US cableco Charter Communications and takeover target Time Warner Cable have extended the deadline for the latter’s shareholders to decide which form of consideration they wish to receive until 12 May. In early February, Charter issued US$1.7bn of 5.875% senior secured notes due 2024, which may be used to help fund the TWC acquisition if its shareholders choose the cash option.
US cableco Charter Communications (NASDAQ:CHTR) and takeover target Time Warner Cable (NYSE:TWC) have announced that they have extended the deadline for the latter’s shareholders to elect which form of consideration they wish to receive until 12 May.
TWC shareholders can opt to receive either US$100 in cash and shares in a new parent company equal to 0.5409 Charter shares, or US$115 in cash and new company shares equal to 0.4562 Charter shares.
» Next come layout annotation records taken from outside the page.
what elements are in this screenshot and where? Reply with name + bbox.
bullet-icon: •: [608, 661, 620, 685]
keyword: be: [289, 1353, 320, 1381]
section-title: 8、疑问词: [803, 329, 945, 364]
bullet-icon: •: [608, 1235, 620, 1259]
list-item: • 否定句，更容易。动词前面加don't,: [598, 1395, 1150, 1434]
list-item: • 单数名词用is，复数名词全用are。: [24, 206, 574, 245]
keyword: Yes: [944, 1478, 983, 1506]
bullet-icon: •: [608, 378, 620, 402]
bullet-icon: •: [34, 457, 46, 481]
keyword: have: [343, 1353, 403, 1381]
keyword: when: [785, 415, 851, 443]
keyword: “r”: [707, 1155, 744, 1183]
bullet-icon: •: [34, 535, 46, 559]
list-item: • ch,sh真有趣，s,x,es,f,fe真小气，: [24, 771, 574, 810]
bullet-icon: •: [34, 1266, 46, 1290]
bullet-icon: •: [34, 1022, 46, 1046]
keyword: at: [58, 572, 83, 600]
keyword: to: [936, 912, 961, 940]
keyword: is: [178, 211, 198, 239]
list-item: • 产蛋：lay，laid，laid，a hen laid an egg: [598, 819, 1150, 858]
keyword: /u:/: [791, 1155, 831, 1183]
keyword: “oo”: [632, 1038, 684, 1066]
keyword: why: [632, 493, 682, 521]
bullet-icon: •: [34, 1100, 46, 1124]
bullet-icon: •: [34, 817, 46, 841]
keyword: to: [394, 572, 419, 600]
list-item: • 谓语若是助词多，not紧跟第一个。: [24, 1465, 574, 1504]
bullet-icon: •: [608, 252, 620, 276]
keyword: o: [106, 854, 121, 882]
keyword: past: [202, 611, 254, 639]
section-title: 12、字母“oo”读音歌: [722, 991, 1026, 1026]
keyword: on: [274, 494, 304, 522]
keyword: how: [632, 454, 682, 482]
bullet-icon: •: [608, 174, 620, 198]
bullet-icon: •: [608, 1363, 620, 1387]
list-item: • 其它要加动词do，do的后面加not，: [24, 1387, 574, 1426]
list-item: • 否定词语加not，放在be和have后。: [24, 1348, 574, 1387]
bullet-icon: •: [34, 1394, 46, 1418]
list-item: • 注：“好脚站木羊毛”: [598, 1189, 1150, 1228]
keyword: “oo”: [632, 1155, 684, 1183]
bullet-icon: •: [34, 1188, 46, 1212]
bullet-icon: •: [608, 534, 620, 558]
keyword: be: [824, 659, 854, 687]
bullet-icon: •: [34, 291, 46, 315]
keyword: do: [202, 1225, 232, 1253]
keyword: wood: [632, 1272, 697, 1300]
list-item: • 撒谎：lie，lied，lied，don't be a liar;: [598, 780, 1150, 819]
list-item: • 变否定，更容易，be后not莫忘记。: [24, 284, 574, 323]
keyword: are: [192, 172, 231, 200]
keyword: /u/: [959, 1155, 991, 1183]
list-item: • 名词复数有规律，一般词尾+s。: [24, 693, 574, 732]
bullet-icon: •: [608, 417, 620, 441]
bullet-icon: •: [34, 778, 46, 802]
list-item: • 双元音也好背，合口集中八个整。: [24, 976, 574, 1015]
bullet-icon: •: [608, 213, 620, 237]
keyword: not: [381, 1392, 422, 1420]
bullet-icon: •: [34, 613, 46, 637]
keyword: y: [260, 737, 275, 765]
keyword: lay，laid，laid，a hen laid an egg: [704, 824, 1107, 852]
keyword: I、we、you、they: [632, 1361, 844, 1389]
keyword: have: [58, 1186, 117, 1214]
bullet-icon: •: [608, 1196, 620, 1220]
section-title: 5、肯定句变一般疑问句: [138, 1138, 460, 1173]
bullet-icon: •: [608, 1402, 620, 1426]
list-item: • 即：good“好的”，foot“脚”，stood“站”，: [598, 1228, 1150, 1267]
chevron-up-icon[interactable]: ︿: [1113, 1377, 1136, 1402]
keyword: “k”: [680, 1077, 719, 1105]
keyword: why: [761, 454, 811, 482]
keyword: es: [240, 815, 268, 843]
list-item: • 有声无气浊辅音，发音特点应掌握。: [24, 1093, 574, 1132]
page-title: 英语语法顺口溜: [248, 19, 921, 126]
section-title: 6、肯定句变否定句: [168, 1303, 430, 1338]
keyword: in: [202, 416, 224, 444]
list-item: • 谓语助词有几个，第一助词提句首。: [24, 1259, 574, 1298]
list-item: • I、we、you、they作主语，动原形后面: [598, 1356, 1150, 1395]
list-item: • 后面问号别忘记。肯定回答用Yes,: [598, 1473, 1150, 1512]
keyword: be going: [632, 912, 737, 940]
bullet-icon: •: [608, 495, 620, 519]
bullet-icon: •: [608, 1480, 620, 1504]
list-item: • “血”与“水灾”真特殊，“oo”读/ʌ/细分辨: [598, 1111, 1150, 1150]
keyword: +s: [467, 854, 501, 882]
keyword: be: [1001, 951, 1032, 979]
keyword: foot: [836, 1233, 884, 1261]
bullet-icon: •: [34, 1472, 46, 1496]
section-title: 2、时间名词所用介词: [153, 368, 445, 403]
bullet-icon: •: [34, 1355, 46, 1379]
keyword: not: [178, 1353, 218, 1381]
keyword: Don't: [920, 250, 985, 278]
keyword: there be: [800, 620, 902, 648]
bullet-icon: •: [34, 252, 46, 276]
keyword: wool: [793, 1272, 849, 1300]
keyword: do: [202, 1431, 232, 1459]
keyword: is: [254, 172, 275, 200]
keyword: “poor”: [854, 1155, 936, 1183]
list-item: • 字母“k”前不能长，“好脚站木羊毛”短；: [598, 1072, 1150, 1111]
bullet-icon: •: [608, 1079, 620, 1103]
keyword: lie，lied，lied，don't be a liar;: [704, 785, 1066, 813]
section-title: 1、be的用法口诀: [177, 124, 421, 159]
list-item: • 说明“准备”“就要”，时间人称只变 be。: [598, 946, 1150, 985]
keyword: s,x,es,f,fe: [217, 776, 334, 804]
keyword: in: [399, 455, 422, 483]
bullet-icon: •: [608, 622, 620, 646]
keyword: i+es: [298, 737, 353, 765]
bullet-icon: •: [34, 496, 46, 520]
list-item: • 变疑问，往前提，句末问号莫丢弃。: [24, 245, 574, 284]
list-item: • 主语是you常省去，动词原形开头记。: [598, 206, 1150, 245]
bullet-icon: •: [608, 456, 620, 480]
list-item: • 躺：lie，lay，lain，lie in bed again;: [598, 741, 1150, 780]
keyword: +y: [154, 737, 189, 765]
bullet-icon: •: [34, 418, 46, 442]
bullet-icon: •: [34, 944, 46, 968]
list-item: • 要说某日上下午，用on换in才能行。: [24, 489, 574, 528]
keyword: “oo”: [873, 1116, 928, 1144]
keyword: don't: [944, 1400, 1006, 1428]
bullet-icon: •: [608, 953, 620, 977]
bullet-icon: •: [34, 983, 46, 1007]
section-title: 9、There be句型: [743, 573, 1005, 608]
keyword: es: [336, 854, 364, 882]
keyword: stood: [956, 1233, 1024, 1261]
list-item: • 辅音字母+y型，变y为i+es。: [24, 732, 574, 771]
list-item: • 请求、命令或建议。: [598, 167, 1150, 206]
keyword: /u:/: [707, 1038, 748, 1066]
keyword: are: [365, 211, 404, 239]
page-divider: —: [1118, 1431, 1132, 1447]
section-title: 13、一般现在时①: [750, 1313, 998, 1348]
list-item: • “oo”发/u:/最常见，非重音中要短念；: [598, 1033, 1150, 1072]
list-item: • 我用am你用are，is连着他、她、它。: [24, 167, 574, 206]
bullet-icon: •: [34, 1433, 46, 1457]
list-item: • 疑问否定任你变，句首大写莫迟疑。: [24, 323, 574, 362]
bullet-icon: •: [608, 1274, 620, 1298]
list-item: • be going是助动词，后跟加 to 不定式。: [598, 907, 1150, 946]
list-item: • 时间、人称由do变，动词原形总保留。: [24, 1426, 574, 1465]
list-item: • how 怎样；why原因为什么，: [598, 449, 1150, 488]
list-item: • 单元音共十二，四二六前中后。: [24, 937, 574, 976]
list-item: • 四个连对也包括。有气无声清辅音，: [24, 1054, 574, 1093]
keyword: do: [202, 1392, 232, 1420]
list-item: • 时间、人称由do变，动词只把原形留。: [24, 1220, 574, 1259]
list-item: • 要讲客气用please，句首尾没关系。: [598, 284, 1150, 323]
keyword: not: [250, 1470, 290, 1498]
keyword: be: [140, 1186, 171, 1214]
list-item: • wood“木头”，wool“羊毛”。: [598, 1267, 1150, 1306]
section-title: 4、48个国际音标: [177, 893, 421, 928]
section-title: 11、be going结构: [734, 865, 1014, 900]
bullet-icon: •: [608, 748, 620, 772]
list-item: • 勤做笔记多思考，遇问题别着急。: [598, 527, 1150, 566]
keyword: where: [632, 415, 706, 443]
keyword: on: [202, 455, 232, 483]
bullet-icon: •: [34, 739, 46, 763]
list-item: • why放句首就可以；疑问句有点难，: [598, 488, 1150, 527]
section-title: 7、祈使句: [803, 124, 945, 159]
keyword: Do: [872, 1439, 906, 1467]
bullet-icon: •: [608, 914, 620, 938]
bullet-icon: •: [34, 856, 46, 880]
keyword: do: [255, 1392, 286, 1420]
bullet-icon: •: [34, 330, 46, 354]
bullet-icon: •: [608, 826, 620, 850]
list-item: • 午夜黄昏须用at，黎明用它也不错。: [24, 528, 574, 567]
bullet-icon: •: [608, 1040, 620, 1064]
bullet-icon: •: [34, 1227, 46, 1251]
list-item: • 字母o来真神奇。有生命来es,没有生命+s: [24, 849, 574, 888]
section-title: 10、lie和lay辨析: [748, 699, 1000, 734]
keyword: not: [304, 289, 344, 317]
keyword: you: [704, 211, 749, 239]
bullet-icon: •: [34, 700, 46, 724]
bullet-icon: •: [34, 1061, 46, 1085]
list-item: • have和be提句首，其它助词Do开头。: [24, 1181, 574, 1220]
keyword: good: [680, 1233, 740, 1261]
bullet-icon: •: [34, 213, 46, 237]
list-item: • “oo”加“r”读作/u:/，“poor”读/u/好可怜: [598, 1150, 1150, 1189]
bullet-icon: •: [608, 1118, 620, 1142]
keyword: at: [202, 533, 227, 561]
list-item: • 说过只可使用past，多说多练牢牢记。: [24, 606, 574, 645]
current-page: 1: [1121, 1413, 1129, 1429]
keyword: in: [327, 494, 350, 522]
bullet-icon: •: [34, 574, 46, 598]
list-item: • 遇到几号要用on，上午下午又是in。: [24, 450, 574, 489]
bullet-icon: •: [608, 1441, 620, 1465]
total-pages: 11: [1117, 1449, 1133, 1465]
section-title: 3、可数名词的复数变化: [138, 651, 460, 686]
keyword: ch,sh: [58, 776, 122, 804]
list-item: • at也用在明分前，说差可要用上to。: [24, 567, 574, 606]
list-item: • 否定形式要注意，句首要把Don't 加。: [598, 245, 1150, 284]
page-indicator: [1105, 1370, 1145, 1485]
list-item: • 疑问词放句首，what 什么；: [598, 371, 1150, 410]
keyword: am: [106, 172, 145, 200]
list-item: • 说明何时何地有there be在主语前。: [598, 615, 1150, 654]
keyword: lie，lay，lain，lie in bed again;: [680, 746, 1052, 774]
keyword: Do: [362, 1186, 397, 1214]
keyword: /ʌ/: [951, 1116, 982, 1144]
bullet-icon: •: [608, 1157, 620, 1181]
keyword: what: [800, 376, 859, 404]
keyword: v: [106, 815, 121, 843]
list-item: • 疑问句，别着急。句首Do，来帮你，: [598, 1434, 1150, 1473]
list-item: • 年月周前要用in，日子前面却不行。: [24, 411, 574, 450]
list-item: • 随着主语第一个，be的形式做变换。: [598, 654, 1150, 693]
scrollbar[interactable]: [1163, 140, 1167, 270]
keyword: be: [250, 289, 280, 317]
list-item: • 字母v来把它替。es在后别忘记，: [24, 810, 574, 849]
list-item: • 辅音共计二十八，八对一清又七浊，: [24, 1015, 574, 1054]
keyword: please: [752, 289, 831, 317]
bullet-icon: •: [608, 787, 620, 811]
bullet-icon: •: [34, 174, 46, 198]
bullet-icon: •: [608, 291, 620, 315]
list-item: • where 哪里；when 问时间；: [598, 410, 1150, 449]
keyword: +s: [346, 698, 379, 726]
The companies had not, however, previously disclosed such an ‘election deadlline’ and Charter did not respond to a request for clarification.
New Street Research analysts said the move implies the parties expect the deal to close on 19 May.
“Interestingly, in the proxy, it notes that the election deadline is “five business days prior to the expected closing date”, which means that Charter is perhaps indicating that closing should be on May 19th (a week after the CPUC ruling), although they may be somewhat forced into this disclosure, as they have to give 20 business days’ notice ahead of the election deadline,” they said.
“So Charter basically needs to give a disclosure 25 business days before they think the deal will close, and they just gave the disclosure, implying May 19th closing.”
Charter’s merger with TWC and smaller player Bright House Networks is still subject to the approval of the FCC, Department of Justice and California Public Utilities Commission (CPUC).
The company expects the CPUC decision no earlier than 12 May. The deadline for TWC shareholders to choose their form of consideration may be further extended depending on the timing of regulatory approvals, the fulfillment of other conditions and closing.
In early February, Charter issued US$1.7bn of 5.875% senior secured notes due 2024, which may be used to help fund the TWC acquisition if its shareholders choose the US$115 cash option. The remaining proceeds, currently being held as cash and cash equivalents, will be used to refinance debt.
Last week, Charter priced US$300m of senior unsecured notes due 2026 in an add-on offering to its US$1.2bn note issuance the previous week, with the proceeds to be used for refinancing.
Charter announced last May that it had agreed to buy TWC and Bright House for US$56bn and US$10.4bn respectively. The merged entity would become the country’s second-largest cableco behind Comcast with some 25 million customer relationships.